16 de julio de 2014:

Busqué esconderme de las preocupaciones de mis familiares, de las miradas de tristeza hacia mí, de las charlas que creen que me ayudarán, de las opiniones de los demás sobre mi depresión....
Busqué no fijarme en las miradas de los que me observan por la calle, en las miradas de mis compañeros, de los vagabundos, de las personas felices, de los mayores...
Busqué la forma de encerrarme en mi misma, de encerrarme en mi habitación, de encerrarme en mis sueños...

Lo que conseguí fue perder el interés en los estudios y en la diversión a la vez. Soporté el melancólico invierno gracias a las mangas largas que ocultaban mi forma de escapar de este mundo durante unos minutos.
Pero no era suficiente, mis brazos y mis piernas, mis muñecas y mis caderas estaban marcadas de rojo; no era bastante para aliviar el dolor inexplicable que sentía mi corazón. Seguía sintiéndome apagada.

Hasta que descubrí que, a lo mejor, lo que buscaba era el camino a la muerte.
Así que ese día estuve decidida en acabar con todo, dándome igual lo que pasara después.
Cogí aquellas pastillas y me las fui tomando de una en una. En mi estómago se encontraban ahora treinta pastillas antidepresivas. Pero a las 3 horas de fuertes mareos y mal estar, mi subconsciente me hizo decírselo a mi madre y mi hermana.

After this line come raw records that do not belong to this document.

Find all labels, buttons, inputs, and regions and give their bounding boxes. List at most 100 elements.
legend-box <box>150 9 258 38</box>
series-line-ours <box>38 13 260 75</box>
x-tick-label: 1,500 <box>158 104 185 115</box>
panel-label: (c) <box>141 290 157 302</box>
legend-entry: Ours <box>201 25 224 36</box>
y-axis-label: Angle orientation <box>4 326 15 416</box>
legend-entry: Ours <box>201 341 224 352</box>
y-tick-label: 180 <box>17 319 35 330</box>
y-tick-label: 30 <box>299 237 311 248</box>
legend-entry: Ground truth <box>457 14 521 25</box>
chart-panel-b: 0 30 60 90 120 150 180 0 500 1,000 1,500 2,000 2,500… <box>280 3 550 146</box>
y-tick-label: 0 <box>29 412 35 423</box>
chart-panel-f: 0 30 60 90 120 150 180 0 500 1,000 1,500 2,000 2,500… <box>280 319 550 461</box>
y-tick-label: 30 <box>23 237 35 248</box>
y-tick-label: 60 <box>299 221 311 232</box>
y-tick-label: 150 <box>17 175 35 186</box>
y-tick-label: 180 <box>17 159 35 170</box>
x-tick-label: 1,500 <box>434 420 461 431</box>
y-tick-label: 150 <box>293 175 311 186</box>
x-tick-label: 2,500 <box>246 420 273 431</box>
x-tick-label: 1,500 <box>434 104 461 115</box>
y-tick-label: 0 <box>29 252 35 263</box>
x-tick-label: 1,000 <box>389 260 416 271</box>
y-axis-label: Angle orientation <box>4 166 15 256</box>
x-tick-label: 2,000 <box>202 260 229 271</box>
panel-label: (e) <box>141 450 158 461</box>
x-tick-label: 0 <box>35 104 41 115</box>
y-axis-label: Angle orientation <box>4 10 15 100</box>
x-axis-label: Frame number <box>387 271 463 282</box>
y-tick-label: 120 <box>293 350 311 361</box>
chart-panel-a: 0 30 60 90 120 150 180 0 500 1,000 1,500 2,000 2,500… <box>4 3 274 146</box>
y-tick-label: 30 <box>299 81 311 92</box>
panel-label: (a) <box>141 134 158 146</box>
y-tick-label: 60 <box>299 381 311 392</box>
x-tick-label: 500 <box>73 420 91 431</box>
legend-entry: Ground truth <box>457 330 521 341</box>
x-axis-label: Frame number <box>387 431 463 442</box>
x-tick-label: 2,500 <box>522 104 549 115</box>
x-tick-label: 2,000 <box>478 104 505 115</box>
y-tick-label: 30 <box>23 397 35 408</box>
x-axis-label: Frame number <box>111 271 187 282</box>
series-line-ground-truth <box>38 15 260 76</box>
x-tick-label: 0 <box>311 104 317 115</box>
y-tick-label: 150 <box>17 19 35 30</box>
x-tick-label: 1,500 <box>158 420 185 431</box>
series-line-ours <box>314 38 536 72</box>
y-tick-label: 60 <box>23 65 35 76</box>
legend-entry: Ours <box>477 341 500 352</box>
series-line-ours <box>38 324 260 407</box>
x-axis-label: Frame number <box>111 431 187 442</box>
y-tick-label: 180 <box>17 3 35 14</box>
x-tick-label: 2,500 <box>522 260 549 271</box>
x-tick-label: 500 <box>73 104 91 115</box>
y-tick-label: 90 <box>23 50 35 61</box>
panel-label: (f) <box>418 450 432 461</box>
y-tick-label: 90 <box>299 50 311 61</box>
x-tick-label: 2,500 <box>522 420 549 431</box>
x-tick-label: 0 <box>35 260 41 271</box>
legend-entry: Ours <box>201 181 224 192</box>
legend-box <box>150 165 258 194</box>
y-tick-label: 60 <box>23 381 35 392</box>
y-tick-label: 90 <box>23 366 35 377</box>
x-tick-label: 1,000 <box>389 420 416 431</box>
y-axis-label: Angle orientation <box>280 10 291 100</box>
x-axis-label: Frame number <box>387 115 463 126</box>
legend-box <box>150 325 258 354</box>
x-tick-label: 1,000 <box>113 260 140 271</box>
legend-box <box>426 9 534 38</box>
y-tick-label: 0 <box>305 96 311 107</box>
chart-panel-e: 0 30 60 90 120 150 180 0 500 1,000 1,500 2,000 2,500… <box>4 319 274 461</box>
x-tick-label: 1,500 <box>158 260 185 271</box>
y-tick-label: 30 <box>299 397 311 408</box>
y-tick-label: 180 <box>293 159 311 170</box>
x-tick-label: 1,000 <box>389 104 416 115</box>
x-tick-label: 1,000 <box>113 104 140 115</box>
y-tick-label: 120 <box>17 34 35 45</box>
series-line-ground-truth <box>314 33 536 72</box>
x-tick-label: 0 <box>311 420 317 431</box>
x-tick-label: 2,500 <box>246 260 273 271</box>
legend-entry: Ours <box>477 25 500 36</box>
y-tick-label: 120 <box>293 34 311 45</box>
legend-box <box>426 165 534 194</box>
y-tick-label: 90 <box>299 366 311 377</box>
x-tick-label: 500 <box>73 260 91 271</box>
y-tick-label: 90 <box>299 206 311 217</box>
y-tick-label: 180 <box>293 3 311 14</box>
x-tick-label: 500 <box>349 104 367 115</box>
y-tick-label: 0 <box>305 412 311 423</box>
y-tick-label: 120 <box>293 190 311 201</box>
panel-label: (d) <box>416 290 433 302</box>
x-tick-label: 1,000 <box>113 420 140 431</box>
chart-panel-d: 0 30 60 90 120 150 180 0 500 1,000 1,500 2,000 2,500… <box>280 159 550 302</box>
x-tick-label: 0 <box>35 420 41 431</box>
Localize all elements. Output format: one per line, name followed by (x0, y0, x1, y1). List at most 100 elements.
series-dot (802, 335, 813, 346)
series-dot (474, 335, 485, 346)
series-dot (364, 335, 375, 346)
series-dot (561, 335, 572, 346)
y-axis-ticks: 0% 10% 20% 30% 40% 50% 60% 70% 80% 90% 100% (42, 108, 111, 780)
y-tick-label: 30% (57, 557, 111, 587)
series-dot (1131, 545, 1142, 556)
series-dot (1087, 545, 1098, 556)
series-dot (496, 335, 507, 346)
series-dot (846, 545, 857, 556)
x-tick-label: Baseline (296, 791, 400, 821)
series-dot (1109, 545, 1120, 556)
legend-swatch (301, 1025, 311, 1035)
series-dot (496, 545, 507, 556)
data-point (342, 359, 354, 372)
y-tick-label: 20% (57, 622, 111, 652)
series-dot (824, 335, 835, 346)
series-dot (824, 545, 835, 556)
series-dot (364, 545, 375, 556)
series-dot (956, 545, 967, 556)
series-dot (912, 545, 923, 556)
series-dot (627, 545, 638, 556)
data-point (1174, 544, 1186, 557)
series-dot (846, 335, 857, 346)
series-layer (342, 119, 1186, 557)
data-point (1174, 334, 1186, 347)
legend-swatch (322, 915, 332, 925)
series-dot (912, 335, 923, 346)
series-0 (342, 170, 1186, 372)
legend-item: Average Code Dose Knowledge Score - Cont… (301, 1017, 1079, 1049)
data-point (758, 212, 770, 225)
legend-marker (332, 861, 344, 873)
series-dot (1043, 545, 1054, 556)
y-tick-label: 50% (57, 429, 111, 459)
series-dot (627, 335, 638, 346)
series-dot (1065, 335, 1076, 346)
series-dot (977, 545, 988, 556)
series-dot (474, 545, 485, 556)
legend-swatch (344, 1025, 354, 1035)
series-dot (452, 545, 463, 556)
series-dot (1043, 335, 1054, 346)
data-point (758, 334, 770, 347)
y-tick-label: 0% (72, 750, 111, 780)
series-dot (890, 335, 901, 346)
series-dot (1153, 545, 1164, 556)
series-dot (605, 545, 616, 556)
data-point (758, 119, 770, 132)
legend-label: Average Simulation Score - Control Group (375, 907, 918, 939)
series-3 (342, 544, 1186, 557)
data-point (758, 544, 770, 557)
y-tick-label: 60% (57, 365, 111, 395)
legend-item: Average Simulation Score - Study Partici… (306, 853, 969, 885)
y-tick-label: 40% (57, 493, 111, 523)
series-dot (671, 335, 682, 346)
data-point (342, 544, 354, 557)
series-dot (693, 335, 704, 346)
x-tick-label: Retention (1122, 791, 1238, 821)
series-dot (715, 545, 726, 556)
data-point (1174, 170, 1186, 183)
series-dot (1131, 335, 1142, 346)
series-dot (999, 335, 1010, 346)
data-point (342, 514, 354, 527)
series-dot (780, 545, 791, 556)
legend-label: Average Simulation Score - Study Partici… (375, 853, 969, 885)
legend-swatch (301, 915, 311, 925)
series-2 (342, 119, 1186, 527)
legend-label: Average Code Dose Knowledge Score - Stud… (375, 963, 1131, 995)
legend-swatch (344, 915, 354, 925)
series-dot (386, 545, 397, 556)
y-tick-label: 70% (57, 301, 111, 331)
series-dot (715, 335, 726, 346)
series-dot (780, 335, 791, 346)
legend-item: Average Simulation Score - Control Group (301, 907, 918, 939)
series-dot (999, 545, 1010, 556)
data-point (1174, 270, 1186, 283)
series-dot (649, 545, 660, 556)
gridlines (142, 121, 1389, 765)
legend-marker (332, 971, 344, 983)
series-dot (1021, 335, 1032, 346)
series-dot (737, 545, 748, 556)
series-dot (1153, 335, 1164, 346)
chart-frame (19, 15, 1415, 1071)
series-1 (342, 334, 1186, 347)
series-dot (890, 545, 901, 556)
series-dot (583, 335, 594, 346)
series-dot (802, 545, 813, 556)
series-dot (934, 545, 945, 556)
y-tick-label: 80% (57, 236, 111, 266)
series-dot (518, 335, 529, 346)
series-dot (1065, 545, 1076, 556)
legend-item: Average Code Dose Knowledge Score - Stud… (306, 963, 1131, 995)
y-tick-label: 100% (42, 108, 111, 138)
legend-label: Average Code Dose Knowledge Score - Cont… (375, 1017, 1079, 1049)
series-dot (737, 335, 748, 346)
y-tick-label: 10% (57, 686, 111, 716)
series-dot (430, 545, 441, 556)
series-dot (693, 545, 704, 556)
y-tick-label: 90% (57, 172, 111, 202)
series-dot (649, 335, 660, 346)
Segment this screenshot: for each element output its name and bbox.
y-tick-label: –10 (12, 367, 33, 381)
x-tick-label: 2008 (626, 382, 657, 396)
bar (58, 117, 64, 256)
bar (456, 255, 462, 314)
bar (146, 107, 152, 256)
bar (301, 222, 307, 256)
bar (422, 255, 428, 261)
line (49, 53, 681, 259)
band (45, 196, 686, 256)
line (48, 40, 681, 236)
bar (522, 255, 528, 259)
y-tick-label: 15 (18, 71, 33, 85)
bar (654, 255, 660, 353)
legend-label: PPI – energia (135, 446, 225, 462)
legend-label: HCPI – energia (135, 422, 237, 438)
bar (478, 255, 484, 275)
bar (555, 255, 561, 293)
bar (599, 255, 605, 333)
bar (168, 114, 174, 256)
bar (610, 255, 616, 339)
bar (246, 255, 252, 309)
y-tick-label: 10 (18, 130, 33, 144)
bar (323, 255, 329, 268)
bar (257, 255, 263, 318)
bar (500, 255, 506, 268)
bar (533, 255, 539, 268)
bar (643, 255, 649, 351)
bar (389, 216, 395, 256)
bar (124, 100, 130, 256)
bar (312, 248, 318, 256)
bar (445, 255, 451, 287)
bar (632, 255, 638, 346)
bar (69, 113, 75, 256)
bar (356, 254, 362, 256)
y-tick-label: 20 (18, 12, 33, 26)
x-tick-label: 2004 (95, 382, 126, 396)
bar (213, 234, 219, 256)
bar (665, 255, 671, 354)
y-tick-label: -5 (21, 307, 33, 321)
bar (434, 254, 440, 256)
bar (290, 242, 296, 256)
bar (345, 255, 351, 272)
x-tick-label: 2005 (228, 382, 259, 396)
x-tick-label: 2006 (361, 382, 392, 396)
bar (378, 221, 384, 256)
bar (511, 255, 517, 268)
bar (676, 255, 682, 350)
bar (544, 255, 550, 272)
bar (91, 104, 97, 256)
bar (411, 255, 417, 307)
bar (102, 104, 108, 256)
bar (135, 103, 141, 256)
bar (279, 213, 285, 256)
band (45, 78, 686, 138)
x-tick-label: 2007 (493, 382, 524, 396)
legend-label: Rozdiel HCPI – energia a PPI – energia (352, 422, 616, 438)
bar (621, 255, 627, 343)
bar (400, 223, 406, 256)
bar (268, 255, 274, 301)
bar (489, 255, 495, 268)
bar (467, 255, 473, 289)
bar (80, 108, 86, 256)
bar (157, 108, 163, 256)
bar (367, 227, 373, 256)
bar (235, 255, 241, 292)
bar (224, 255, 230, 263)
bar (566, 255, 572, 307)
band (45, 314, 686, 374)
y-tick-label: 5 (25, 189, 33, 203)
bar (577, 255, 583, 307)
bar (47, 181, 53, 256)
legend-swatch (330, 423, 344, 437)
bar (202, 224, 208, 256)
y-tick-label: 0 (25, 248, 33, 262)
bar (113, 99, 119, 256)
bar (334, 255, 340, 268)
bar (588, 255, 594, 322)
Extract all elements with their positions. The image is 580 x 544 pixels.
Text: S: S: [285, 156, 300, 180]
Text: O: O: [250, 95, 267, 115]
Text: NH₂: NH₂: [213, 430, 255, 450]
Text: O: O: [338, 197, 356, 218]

Me encontraba en la ambulancia, que iba lo más rápido que podía, la sirena sonaba en mi cabeza en forma de eco, mi estómago rechazaba las pastillas y las quería expulsar de mi cuerpo haciéndome vomitar, pero el resto del mi organismo quería que el plan saliese bien, así que lo único que echaba, era agua, el agua que tomé al tragar las pastillas.
En el hospital la máquina mostraba mis pulsaciones y el suero se abría paso por mi cuerpo. Quisieron hacerme el lavado de estómago, pero no pudieron, mi garganta estaba hinchada, me ayudaba a morir. Repetí muchas veces que no me hicieran nada, que yo he elegido este destino, pero ellos no entienden mi sufrimiento, piensan que solo he tenido un mal día.

Mi madre y mi padre estaban conmigo, a mi lado, mientras yo intentaba dormir, dormir para siempre. Mi madre no era capaz de mirarme a la cara, la había decepcionado más que nunca, al mirar mis brazos daba media vuelta. Mi padre se quedó sentado a mi lado, sujetando mi mano.
El resto del día seguí en la cama del hospital, en observación, mientras vomitaba cada 10 minutos. Al ver la sangre que salía de mi garganta mis ojos agrandaron, me volvieron las ganas de abrir mi piel, pero no podía, allí no.

Me dieron el alta a las doce de la noche, vino mi hermana a recogernos y en el coche seguí vomitando y llorando. Me dormí al llegar a casa y, para mi desgracia, desperté a la mañana siguiente.

Puede que no podamos elegir cuando será nuestro último día. Los médicos dijeron que tuve muchísima suerte de no haber muerto, porque ellos no pudieron hacer nada, lo hizo todo mi cuerpo. Mis padres se lo tomaron como un milagro. Yo lo tomé como un castigo por burlar a la vida.

Aun así, a día de hoy, me alegro de haber sobrevivido de mi misma. Porque ahora me doy cuenta de todo lo que me hubiese perdido. 
Solo tengo que ser paciente y empezar todos los días con una sonrisa que ilumine a las demás.

Gracias, muerte, por haberme dejado escapar esa vez.